Secondo caso: endecasillabo a minore, ictus obbligatorio di 4°
es: mi ritrovài // per una selva oscura

qui la prima unità è più breve (è un quinario piano, e l’end. si chiama a minore perché la prima unità è più breve). L’ictus di 4° divide il verso in due emistichi: il 1° è un quinario e è più breve (a minore) del secondo (settenario). Nell’endecasillabo a minore  è frequentissimo un ictus in 8° posizione. Dunque nella maggioranza dei casi, gli accenti dell’endecasillabo a minore sono: 4°-8°-10°.

Questi due tipi fondamentali di endecasillabo sono detti endecasillabi canonici, perché sono quelli canonizzati dalla tradizione.

 

5) La rima
In generale, la rima è l’identità di suoni (omofonia) della parte finale di due o più parole, a partire dalla loro ultima vocale tonica.
In un componimento in versi, la rima è il principale fenomeno acustico che lega la fine di un verso a un altro successivo.

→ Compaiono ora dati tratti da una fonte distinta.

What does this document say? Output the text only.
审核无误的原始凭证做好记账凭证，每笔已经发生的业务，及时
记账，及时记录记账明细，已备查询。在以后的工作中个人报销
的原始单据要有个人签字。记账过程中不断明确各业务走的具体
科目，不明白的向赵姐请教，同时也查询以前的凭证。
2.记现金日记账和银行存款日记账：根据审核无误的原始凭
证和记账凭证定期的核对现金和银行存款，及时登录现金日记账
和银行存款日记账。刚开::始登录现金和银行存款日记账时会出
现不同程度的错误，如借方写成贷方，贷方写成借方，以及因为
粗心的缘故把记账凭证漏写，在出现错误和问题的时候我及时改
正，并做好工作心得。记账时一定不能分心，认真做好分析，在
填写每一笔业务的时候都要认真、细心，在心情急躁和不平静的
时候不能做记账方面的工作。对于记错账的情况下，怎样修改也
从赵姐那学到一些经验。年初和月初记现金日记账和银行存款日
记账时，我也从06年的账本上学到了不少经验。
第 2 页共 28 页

Nella metrica tradizionale la rima marca il confine del verso (ha una funzione demarcativa); la rima mette in rapporto tra loro i versi rimati e permette di costituire degli “schemi” nelle sequenze di versi (funzione architettonica o strutturante): es. lo schema delle rime nel sonetto, nell’ottava ecc.
Come esistono versi piani, tronchi e sdruccioli, così esistono rime piane, tronche e sdrucciole.
La sede per eccellenza della rima è alla fine dei versi; ma può comparire anche all’interno del verso:
a) rima interna:  rima tra una parola in fine verso e una che occupa una posizione nel verso che non coincide con la parte centrale di questo:
es:
Il cammino finisce a queste prode
che rode la marea col moto alterno ( Montale, Ossi di seppia, Riviere )

b) rima al mezzo: tra una parola a fine verso e una nella zona centrale di un altro verso
Passata è la tempesta:
Odo augelli far festa, e la gallina (Leopardi, Canti, La quiete dopo la tempesta)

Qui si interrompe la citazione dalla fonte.